Several other organizations, such as Mainers for Humane Immigration and Presente!Maine, are also protesting the new ICE facility, advocating for immigration reform, and raising funds for bail bonds for ICE detainees. Crystal Cron, President of Presente!Maine, a community organization in Maine serving the Latinx community, said, “Latinx makes up the largest minority group in Maine with over 25,000 people, but you wouldn’t know that because most of them are undocumented. The way people survive and navigate the system is by being invisible. That’s why you don’t see these people in places of business or in the park. They don’t show their faces because the threat of being taken is so huge that they live in constant fear.” Presente!Maine offers survival services, transformation education, and community organizing. “This community doesn’t qualify for any help, so we help with healthcare, legal assistance, accompany people to ICE check-ins, among other things,” Cron explained. She also works with Mainers for Humane Immigration on raising money for a bail fund. “What’s so important with having a fund like this and a network of support is the ability to act swiftly or else people just get taken away and then kids are abandoned and families destroyed,” she said.

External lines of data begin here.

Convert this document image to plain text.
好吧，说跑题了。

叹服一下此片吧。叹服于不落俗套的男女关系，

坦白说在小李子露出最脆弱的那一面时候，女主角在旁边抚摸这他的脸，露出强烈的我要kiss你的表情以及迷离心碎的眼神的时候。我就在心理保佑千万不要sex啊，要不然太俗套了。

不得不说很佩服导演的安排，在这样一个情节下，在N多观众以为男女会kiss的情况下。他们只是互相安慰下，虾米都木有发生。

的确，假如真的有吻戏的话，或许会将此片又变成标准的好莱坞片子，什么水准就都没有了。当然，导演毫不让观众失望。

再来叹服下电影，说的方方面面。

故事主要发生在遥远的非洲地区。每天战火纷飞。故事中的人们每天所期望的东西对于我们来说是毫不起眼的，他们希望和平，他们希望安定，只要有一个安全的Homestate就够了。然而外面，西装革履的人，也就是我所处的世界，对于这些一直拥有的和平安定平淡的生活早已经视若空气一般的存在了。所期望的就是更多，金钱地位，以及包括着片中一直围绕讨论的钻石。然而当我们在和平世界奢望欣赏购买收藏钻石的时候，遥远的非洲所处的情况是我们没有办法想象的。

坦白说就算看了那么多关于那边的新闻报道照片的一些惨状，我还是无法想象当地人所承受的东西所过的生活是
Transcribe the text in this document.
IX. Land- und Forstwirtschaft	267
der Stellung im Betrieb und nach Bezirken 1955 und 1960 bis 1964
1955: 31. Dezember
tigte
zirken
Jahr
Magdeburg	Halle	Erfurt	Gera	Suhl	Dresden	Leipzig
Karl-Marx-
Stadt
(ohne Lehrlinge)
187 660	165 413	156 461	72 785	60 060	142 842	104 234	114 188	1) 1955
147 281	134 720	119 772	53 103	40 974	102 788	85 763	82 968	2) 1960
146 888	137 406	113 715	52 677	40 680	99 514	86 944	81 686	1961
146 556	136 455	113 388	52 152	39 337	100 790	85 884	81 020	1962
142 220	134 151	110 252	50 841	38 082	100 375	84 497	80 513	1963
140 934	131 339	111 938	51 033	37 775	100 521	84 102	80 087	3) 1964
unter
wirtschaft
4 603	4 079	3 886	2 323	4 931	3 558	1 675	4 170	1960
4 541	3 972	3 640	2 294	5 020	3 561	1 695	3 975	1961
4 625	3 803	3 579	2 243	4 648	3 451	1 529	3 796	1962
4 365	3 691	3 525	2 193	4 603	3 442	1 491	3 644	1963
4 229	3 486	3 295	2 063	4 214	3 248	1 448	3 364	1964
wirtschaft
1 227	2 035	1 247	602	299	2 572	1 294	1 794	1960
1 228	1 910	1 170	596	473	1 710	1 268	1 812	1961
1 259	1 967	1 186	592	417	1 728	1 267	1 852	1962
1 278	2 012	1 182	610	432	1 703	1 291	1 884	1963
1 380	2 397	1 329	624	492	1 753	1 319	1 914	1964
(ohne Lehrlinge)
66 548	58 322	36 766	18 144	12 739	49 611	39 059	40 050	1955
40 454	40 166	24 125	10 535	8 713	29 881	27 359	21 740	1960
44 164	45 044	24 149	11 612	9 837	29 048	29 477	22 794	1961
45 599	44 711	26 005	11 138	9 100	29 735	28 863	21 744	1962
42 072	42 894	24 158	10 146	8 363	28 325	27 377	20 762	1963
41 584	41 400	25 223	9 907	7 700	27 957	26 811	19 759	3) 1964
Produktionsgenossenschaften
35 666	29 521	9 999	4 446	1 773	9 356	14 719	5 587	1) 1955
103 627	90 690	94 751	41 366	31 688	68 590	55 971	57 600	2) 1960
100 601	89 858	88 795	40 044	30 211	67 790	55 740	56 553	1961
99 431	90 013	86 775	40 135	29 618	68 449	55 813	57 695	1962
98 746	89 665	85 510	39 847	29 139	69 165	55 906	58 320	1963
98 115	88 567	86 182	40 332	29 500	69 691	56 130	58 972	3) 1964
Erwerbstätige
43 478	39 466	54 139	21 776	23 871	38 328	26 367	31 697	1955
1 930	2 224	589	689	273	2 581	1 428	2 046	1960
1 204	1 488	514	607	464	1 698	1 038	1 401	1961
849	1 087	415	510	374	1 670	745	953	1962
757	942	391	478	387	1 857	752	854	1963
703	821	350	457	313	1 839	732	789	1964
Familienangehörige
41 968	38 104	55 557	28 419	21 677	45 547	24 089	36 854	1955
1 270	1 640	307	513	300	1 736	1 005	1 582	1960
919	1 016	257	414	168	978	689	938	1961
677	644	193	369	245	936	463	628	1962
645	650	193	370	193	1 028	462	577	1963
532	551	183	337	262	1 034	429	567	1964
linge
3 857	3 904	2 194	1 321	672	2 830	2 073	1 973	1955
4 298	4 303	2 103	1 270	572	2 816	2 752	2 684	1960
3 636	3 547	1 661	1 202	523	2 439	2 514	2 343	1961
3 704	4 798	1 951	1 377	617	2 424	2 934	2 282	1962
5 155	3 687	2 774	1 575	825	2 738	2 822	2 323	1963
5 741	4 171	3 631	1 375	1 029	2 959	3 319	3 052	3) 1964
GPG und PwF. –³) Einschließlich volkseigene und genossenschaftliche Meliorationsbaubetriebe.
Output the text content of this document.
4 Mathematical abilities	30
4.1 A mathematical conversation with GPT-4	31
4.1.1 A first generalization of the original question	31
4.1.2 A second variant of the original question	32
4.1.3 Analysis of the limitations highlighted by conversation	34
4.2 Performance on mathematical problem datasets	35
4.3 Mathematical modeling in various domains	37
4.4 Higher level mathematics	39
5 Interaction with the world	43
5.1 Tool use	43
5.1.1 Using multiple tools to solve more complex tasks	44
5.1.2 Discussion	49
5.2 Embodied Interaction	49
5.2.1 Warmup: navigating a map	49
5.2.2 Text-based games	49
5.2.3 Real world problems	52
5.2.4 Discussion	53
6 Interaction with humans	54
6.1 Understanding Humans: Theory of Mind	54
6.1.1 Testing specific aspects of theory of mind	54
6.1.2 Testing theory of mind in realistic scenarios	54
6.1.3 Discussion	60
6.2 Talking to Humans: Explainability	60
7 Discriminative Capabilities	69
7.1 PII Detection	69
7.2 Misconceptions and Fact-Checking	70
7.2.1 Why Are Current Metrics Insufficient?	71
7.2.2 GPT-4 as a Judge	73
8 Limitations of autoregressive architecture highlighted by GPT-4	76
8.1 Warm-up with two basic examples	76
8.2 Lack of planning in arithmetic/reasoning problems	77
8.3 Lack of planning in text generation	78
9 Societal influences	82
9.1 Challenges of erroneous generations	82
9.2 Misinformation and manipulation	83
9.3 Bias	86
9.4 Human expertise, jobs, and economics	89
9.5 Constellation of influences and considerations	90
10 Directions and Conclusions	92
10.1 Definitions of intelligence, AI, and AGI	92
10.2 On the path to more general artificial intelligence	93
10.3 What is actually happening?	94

Many Scarborough residents, including those who wouldn’t be directly affected by the new facility, have voiced opposition to its construction. “I’m very disappointed because I think it will be very disruptive to the community and leave a lasting impact,” said resident Jillian Trapizi. “The negative press, which is inevitable, will affect businesses and people that would otherwise want to come here. Most importantly, there are people in this and surrounding communities that will live in fear. I see it as a stain on our community.”